Estímulo ao movimento na infância pode ser um dos caminhos mais eficazes para a saúde mental de crianças e adolescentes. É o que mostra um estudo realizado na Suécia, que acompanhou a rotina de mais de 17 mil crianças, dos 5 aos 18 anos, e encontrou uma relação direta entre a prática regular de esportes e a redução no risco de desenvolver depressão, ansiedade e até dependência química.
Segundo os pesquisadores, a participação em esportes organizados aos 11 anos esteve associada a um menor risco de desenvolver qualquer condição psiquiátrica pela primeira vez — resultado observado tanto em meninos quanto em meninas. Cada hora adicional de atividade física por dia foi ligada a uma redução de 12% no risco de diagnósticos psiquiátricos antes dos 18 anos.
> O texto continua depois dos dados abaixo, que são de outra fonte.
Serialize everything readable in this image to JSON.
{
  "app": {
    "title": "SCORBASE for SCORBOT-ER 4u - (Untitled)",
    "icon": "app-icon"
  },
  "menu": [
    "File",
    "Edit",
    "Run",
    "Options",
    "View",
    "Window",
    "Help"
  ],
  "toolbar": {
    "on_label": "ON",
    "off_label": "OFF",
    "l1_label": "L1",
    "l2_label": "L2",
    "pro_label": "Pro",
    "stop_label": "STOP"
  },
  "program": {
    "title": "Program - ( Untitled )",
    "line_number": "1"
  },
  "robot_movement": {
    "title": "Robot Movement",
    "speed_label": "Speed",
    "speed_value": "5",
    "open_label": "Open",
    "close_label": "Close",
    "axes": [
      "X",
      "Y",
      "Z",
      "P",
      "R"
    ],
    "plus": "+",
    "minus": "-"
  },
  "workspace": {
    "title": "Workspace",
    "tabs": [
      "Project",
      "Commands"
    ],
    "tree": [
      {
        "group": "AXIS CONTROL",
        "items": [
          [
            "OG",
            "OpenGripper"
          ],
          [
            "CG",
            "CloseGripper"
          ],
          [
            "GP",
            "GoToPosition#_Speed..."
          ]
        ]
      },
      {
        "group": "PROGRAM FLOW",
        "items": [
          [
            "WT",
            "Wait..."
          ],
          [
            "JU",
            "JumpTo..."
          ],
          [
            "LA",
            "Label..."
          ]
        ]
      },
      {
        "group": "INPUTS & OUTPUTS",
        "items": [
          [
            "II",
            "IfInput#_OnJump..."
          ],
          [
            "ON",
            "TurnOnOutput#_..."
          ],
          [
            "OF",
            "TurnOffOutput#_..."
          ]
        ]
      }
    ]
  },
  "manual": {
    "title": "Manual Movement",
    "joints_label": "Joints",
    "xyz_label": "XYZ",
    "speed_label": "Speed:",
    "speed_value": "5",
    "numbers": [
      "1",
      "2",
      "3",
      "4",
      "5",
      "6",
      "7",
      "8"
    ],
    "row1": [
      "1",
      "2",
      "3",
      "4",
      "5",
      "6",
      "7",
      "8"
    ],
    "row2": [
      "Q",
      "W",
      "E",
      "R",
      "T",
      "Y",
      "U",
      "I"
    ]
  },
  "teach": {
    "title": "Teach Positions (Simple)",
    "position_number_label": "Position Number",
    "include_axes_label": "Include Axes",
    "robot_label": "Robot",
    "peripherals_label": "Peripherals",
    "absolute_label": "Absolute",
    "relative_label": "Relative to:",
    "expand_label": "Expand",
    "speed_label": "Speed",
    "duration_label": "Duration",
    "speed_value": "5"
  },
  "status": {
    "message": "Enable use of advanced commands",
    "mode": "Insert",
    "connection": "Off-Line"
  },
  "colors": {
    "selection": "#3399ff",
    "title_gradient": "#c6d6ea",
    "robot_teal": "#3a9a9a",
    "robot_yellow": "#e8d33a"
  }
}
O estudo, publicado no British Journal of Sports Medicine, acompanhou crianças nascidas entre 1997 e 1999 no sudeste da Suécia, com coletas de dados aos 5, 8 e 11 anos de idade. Os pesquisadores consideraram tanto o tempo ao ar livre quanto a prática de esportes em equipe, e o levantamento envolveu participantes de diferentes classes sociais, etnias e grupos minoritários.
A pesquisa reforça que os benefícios da atividade física vão além do condicionamento físico. Exercícios ajudam a reduzir a inflamação no organismo, aumentam a resiliência ao estresse e contribuem para a autoestima, fatores que também impactam diretamente nos sintomas de transtornos mentais.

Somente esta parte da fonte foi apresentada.